AOL’s Instant Messenger (AIM) is shutting down on December 15 after 20 years of service. AOL gave most of us a taste of a social life before Twitter, Instagram, and Snapchat. I was more of a Yahoo Messenger fan by the way.
“AIM tapped into new digital technologies and ignited a cultural shift, but the way in which we communicate with each other has profoundly changed,” writes Michael Albers, communications products VP at Oath (the Verizon behemoth that consumed AOL).
AOL hinted at this shutdown months before today, in March when they cut off all third party chat-clients. Despite their hints it’s hard to believe people still use the service.
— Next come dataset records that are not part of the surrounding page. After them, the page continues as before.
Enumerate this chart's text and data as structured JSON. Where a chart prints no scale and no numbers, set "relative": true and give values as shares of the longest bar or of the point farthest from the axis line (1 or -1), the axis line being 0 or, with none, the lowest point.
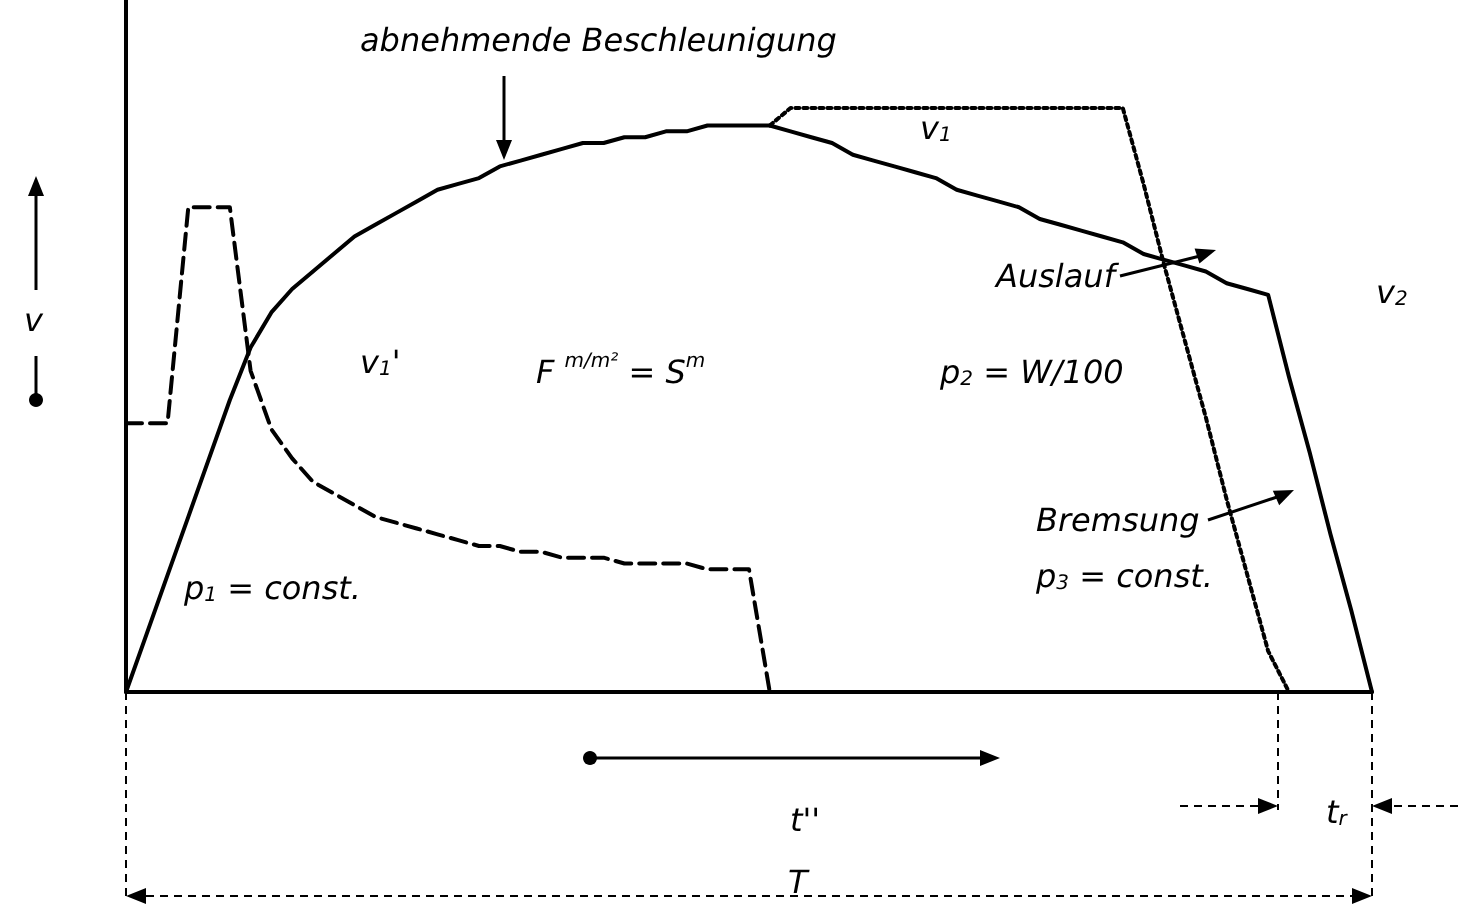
{
  "chart_data": {
    "type": "line",
    "relative": true,
    "grid": false,
    "marker": "none",
    "categories": [
      null,
      null,
      null,
      null,
      null,
      null,
      null,
      null,
      null,
      null,
      null,
      null,
      null,
      null,
      null,
      null,
      null,
      null,
      null,
      null,
      null,
      null,
      null,
      null,
      null,
      null,
      null,
      null,
      null,
      null,
      null,
      null,
      null,
      null,
      null,
      null,
      null,
      null,
      null,
      null,
      null,
      null,
      null,
      null,
      null,
      null,
      null,
      null,
      null,
      null,
      null,
      null,
      null,
      null,
      null,
      null,
      null,
      null,
      null,
      null,
      null
    ],
    "series": [
      {
        "color": "#000000",
        "line_style": "solid",
        "values": [
          0,
          0.1,
          0.2,
          0.3,
          0.4,
          0.5,
          0.59,
          0.65,
          0.69,
          0.72,
          0.75,
          0.78,
          0.8,
          0.82,
          0.84,
          0.86,
          0.87,
          0.88,
          0.9,
          0.91,
          0.92,
          0.93,
          0.94,
          0.94,
          0.95,
          0.95,
          0.96,
          0.96,
          0.97,
          0.97,
          0.97,
          0.97,
          0.96,
          0.95,
          0.94,
          0.92,
          0.91,
          0.9,
          0.89,
          0.88,
          0.86,
          0.85,
          0.84,
          0.83,
          0.81,
          0.8,
          0.79,
          0.78,
          0.77,
          0.75,
          0.74,
          0.73,
          0.72,
          0.7,
          0.69,
          0.68,
          0.54,
          0.41,
          0.27,
          0.14,
          0
        ]
      },
      {
        "color": "#000000",
        "line_style": "dashed",
        "values": [
          0.46,
          0.46,
          0.46,
          0.83,
          0.83,
          0.83,
          0.55,
          0.45,
          0.4,
          0.36,
          0.34,
          0.32,
          0.3,
          0.29,
          0.28,
          0.27,
          0.26,
          0.25,
          0.25,
          0.24,
          0.24,
          0.23,
          0.23,
          0.23,
          0.22,
          0.22,
          0.22,
          0.22,
          0.21,
          0.21,
          0.21,
          0,
          null,
          null,
          null,
          null,
          null,
          null,
          null,
          null,
          null,
          null,
          null,
          null,
          null,
          null,
          null,
          null,
          null,
          null,
          null,
          null,
          null,
          null,
          null,
          null,
          null,
          null,
          null,
          null,
          null
        ]
      },
      {
        "color": "#000000",
        "line_style": "dotted",
        "values": [
          null,
          null,
          null,
          null,
          null,
          null,
          null,
          null,
          null,
          null,
          null,
          null,
          null,
          null,
          null,
          null,
          null,
          null,
          null,
          null,
          null,
          null,
          null,
          null,
          null,
          null,
          null,
          null,
          null,
          null,
          null,
          0.97,
          1,
          1,
          1,
          1,
          1,
          1,
          1,
          1,
          1,
          1,
          1,
          1,
          1,
          1,
          1,
          1,
          1,
          0.87,
          0.73,
          0.6,
          0.47,
          0.33,
          0.2,
          0.07,
          0,
          null,
          null,
          null,
          null
        ]
      }
    ],
    "annotations": [
      "abnehmende Beschleunigung",
      "v",
      "v$_{1}$'",
      "F $^{m/m²}$ = S$^{m}$",
      "v$_{1}$",
      "Auslauf",
      "p$_{2}$ = W/100",
      "v$_{2}$",
      "p$_{1}$ = const.",
      "Bremsung",
      "p$_{3}$ = const.",
      "t''",
      "t$_{r}$",
      "T"
    ]
  }
}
Don’t get me wrong, AOL was a powerhouse during its time. It served as a quick alternative way of communicating when a phone call isn’t available. It served that purpose successfully through the 90s and 2000s.
With the introduction of smartphones and its features, the future of instant messaging was numbered. Text Messaging, being one of the best features of smartphones, is a much faster and more convenient form of communication. Imagine being able to do what instant messaging offers, but from the palm of your hands while on-the-go. That is the exact reason why AOL’s AIM is shutting down. Despite the ending of this instant messaging service, it outlasted two of its competitors (MSN Messenger, and Yahoo Messenger).
This can’t be it; I refuse to accept this is goodbye for AOL’s Instant Messenger. Knowing how recyclable and fast-growing technology is, I’m almost positive we have not heard the last of AIM. Instead it will resurface in a technology forward way and reintroduced to society. The question is, when that day comes, will we love it?